Split large 2 GB text files

Split large 2 GB text files

4
NewbieNewbie
4

    Sep 18, 2006#1

    Hi All

    I have a large text file (which I receive once a month) which is over 2gig and has about 30 million names and addresses

    I need to split the file say into 5 chunks by line number then I can import into my database app. ( I normally do this manually)

    I know there is software out there to do this but hey If i can do it for free and learn something in the process then hey Ill at least try.

    I've not used macro's in UE yet so if someone can point me in the right direct then that would be great

    Cheers

      Re: Split Large 2 Gig text files

      Sep 19, 2006#2

      Hi

      Ive been fiddling but cant get it to work heres what ive done soo far on a 3million line test file

      InsertMode
      ColumnModeOff
      HexOff
      UnixReOff
      GotoLine 1000000
      SelectToBottom
      Delete
      SaveAs "1-1000000.txt"
      CloseFile
      Open "Test.txt"
      GotoLine 1000000
      SelectToTop
      Delete
      GotoLine 1000000
      SelectToBottom
      Delete
      SaveAs "1000000-2000000.txt"
      CloseFile
      Open "Test.txt"
      GotoLine 2000000
      SelectToTop
      Delete
      SaveAs "2000000-3000000.txt"
      CloseFile


      I've done it this way because my clipboard cant hold much

      It runs up until the 1st Open "Test.txt" then falls over

      Please help

      6,684586
      Grand MasterGrand Master
      6,684586

        Sep 19, 2006#3

        Your macro code looks quite good. Because I don't have a 2 GB text file I can only guess what the problem is: the synchronizing process between end of the opening of the extremly large file and continue with next macro command. Maybe the command Top after every Open helps, maybe in a loop with a defined number to create a wait loop.

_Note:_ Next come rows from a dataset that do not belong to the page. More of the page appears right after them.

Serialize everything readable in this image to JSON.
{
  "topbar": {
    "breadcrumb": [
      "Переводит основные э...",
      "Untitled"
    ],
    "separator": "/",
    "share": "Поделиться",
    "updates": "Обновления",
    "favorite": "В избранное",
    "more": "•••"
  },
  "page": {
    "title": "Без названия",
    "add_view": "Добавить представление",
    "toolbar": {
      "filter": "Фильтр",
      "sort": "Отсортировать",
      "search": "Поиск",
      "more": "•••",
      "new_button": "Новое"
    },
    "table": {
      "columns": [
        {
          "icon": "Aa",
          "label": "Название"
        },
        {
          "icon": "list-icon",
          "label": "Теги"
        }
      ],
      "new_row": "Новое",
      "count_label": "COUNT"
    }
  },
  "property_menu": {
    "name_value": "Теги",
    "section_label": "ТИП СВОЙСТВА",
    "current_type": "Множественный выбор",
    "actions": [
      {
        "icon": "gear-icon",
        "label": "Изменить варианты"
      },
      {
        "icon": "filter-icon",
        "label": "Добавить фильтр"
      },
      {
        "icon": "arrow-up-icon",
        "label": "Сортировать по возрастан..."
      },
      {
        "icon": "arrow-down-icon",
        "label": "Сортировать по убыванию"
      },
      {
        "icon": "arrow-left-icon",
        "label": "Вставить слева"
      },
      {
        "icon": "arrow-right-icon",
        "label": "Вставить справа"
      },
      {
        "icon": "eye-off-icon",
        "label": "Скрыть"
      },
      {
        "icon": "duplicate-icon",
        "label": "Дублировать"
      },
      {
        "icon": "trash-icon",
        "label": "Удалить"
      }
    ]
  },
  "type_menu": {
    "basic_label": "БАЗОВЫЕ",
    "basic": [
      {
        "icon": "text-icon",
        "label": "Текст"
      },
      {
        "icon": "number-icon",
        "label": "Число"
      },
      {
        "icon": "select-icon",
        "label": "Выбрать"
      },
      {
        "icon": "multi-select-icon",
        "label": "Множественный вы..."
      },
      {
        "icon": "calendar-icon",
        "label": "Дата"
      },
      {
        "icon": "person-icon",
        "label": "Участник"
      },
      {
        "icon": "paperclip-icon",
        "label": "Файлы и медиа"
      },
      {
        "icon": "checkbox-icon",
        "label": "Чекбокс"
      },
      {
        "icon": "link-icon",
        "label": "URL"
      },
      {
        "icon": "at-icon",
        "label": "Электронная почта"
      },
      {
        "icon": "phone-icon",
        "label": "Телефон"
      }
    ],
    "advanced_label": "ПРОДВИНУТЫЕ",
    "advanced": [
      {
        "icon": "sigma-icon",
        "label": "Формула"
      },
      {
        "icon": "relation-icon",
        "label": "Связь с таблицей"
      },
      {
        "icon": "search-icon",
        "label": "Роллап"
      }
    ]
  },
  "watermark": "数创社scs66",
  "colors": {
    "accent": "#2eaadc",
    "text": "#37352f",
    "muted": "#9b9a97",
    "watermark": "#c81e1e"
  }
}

        And hopefully you have choosen also the option Open file without temp file but NO prompt (CAUTION: Edits are permanent, decreases load time for large files) at Configuration - File Handling - Temporary Files which of course you will definitively need here.

        Normally it is also good for editing so large files to check the configuration option Disable line numbers at Configuration - Editor Display - Miscellaneous to decrease the loading time but you can't do that because you need the line numbers and so UE has to scan the whole file for CRLF.

          Nov 03, 2006#4

          A second suggestion: After every Open command inserting following:

          Bottom
          GetValue "Enter 0 when bottom of file reached!"
          Key BACKSPACE

          Maybe this user interaction helps UE.


          Third suggestion: Make the split manually by using Edit - Select Range and File - Save Selection As.


          Fourth suggestion: Check the configuration option Disable line numbers and use instead of GotoLine the following macro code:

          Loop 1000000
          Key DOWN ARROW
          EndLoop

          Very slow but maybe working.
          Best regards from an UC/UE/UES for Windows user from Austria

          4
          NewbieNewbie
          4

            Nov 07, 2006#5

            Hi Mofi

            Thanks for your help

            Is there not a SaveSelectionAs "filename.txt" command or work around?


            tx

            6,684586
            Grand MasterGrand Master
            6,684586

              Nov 07, 2006#6

              No, there is no SaveSelectionAs command because in a macro normally the command sequence

              Copy
              NewFile
              Paste
              SaveAs "filename"

              does the same. But in your case it will fail with hundreds of MBs.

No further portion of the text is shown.